将字符串作为参数传递

Question

I am trying to pass string as an argument but result is always pointer.c:13:14: error: cannot convert 'char**' to 'char*' for argument '1' to 'int swg(char*)

the string i want to pass in looks like

char * str

this string gets value using fgets/getline

my function lookslike this

int swg ( char *g){
   char *tmp;
   size_t i;
   tmp=strtok(*g,">");
   for ( i = 0 ; i < strlen ( tmp ) ; i ++ ) {
     if(tmp[i]=='A') return 0;
   }
   return 1;
  }

and i am calling it like this

int tst;
tst=swg(str)

i even tried using tst=swg(&str) but it didnt work , how can i pass string as argument then?

Answer 1

The line that appears incorrect to me is

tmp=strtok(*g,">");

This should be:

tmp=strtok(g,">");

The call tst=swg(str) appears OK.

Answer 2

To simply fix the conversion mismatch, simply replace tmp=strtok(*g,">"); by tmp=strtok(g,">"); .

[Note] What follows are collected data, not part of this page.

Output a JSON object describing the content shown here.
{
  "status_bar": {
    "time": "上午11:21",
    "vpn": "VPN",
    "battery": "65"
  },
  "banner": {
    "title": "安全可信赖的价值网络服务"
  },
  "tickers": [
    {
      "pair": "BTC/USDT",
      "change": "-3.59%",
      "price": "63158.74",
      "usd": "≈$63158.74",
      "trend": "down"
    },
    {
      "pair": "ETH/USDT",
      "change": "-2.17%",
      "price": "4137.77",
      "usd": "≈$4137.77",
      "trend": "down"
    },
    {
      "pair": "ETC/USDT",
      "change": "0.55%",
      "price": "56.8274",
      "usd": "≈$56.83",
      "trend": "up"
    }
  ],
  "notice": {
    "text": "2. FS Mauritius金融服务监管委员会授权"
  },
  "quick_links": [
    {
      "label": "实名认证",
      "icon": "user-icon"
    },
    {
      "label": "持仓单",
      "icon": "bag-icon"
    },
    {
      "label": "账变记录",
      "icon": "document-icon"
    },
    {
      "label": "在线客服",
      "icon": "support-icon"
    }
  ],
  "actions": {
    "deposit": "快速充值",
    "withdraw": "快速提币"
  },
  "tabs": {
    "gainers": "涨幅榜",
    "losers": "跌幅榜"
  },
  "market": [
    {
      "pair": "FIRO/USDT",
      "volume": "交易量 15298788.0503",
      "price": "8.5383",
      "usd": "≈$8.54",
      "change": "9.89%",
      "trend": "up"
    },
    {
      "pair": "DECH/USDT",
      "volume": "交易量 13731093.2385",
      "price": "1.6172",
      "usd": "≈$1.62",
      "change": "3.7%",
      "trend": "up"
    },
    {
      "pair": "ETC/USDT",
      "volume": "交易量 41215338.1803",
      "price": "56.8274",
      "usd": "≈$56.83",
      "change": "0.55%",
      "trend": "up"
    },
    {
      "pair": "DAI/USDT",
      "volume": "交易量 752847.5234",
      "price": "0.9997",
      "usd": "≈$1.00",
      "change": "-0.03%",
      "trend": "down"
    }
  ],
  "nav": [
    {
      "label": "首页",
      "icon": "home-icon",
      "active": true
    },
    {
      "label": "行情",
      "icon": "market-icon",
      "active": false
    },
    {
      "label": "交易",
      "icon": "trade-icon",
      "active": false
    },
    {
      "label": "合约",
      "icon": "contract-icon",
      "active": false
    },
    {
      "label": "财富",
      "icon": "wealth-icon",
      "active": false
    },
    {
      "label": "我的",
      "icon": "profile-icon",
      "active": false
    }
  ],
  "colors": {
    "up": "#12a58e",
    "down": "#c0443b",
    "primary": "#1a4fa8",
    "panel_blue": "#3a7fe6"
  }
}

Anyways, you code appears to have other issues than this.

In order to process every token in your input string, you must call strtok() until there are no more tokens to be processed.

Find below an example of that.

#include <stdio.h>
#include <string.h>

int swg(char g[])
{
   size_t i;
   char *tmp = strtok(g, ">");
   while (tmp != NULL)
   {
       for (i=0; i<strlen(tmp); i++)
           if (tmp[i] == 'A')
               return 0;
       tmp = strtok(NULL, ">");
   }
   return 1;
}

int main()
{
    char str_one[] = "LOREM>A>IPSUM";
    char str_two[] = "LOREM>B>IPSUM";

    printf("Test one: %d\n", swg(str_one));
    printf("Test two: %d\n", swg(str_two));

    return 0;
}

Output:
Test one: 0
Test two: 1